Talk to anyone who's been splitting lanes for a long time and they'll invariably have a story about the time they broke someone's mirror off. This isn't something anyone is proud of and it's not something you should ever do. No matter how satisfying it would feel. Avoid getting into sticky situations with cars and hopefully you'll never find yourself angry enough that you resort to violence. Just concentrate on getting where you're going.

Lane splitting has its own set of special riding techniques to master. Dragging the rear brake to smooth things out at low speed is a common enough skill, but it's extra useful here. If you have an awkward hiccup rolling off and back on the throttle between cars, you may run out of room and crash.

Speaking of awkward moments, you'll have one if your front brake lever makes contact with a car's mirror. Pay special attention to the space between car mirrors and your bars.

Once you make it past the tightly packed rows of stopped cars at an intersection, pull to one side to let other bikes though. It's never a fun to be stuck between cars when the light turns green. Keep the bike in gear too, when the signal changes you can take off immediately and get out in front of the cars. This is one most satisfying feelings you'll have riding on the street. Most of the time, things will go smoothly and you'll get to do that.

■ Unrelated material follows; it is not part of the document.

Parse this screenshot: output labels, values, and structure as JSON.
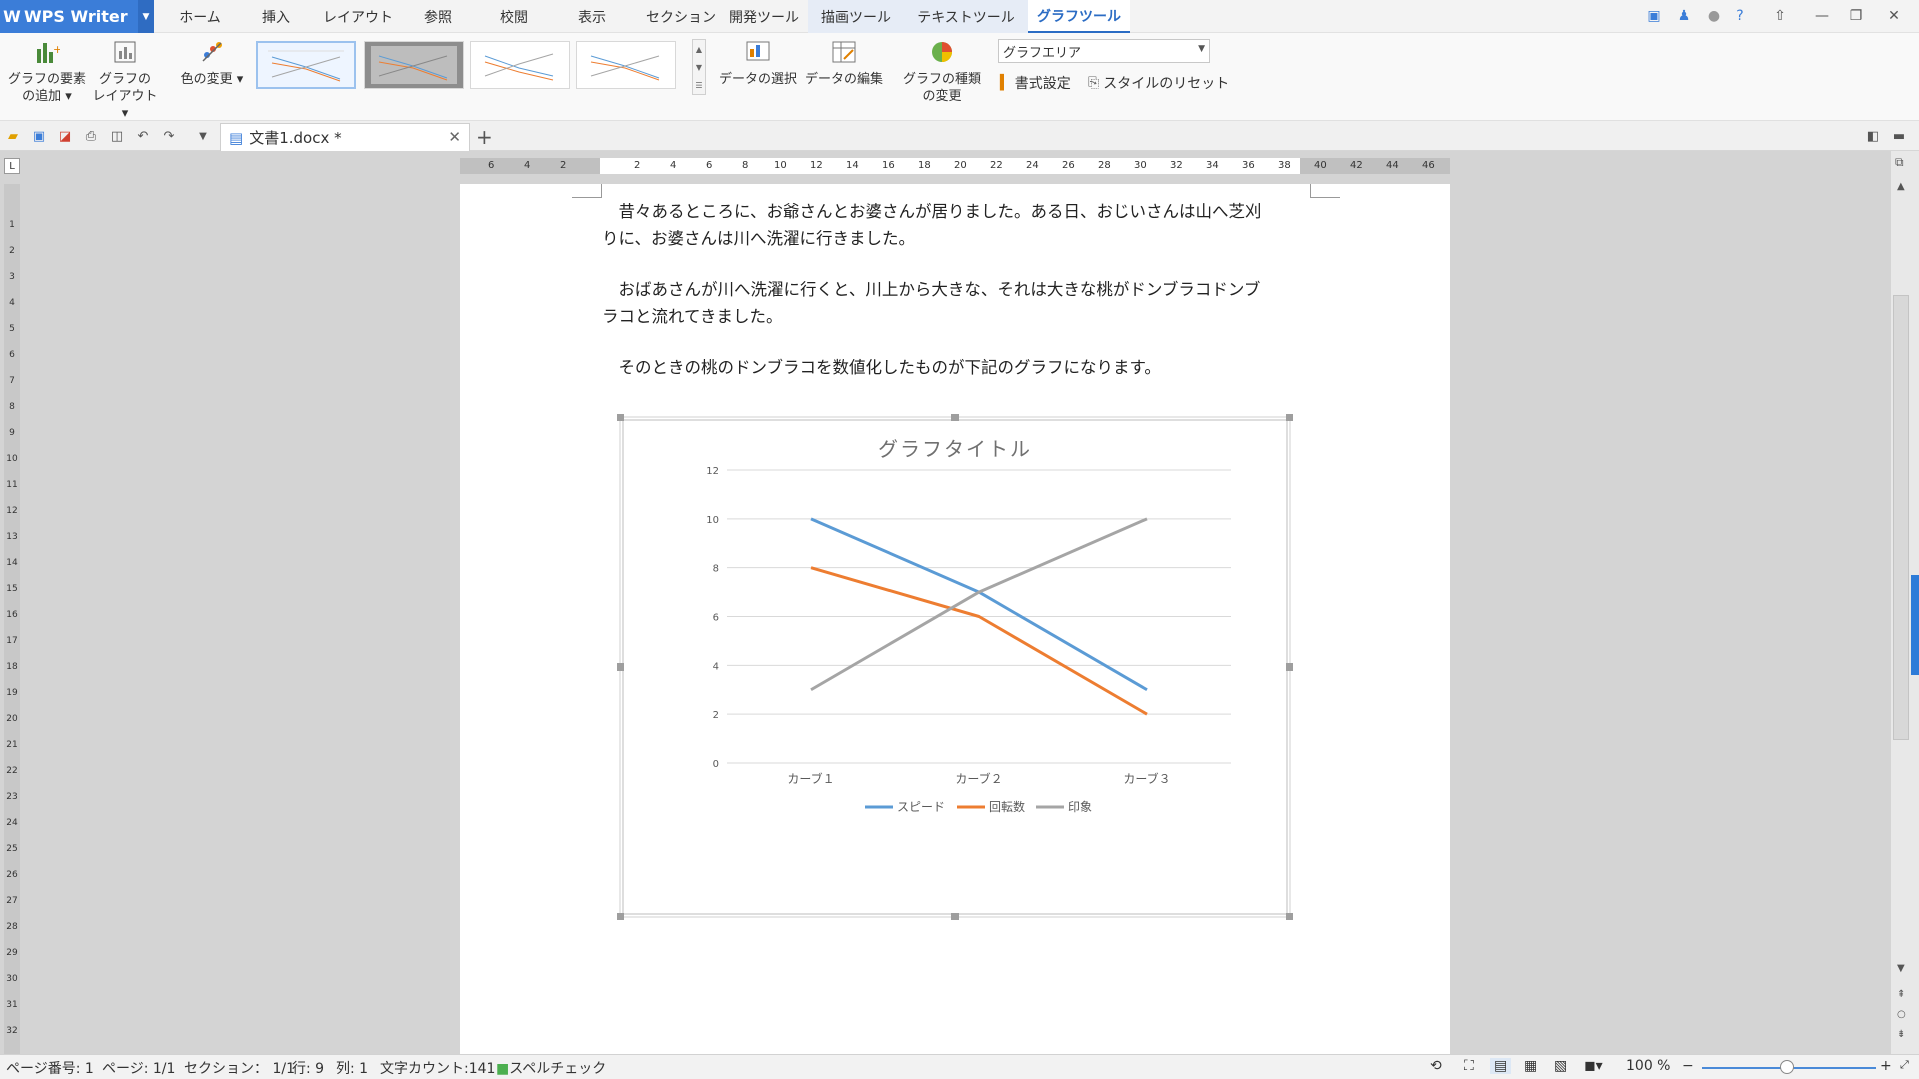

There will be other times when you come across a stake-bed gardener truck and have no hope of getting past. Make sure the cars around you understand what you're doing and try again at the next light. Traffic often loosens up once cars start moving and if those people know there's a motorcyclist, they'll usually move over and let you by. Sometimes the gardener truck appears out of nowhere. In these sort of situations, you're reminded of why you don't just fly through stopped traffic at 50mph. Getting stopped from 8mph can even be a challenge sometimes. Your best defense against people opening their doors, pulling out of hidden driveways and others making last ditch efforts at lane changes is to slow down and pay close attention to what is going on around you.

Even where lane splitting is permitted, it's often technically illegal. And, if you come across a copper while splitting, don't expect a judge or insurance company to rule against the poor, innocent driver that ran over the dangerous, scary biker.

Most places where splitting is legal or at least permitted, the general rule of thumb is that it's only kosher to split through slow or stopped traffic. On the highway, slow might be 35-45mph. On a surface street, that might mean 15mph. Your relative speed to that traffic also matters. If you're going 55mph through stopped traffic you're a) a moron and b) likely to incur the wrath of the Highway Patrol, even if you're not exceeding the speed limit. Again, this is all about judgement, but figure a 5-15mph speed difference. Don't be an asshole and you should be alright.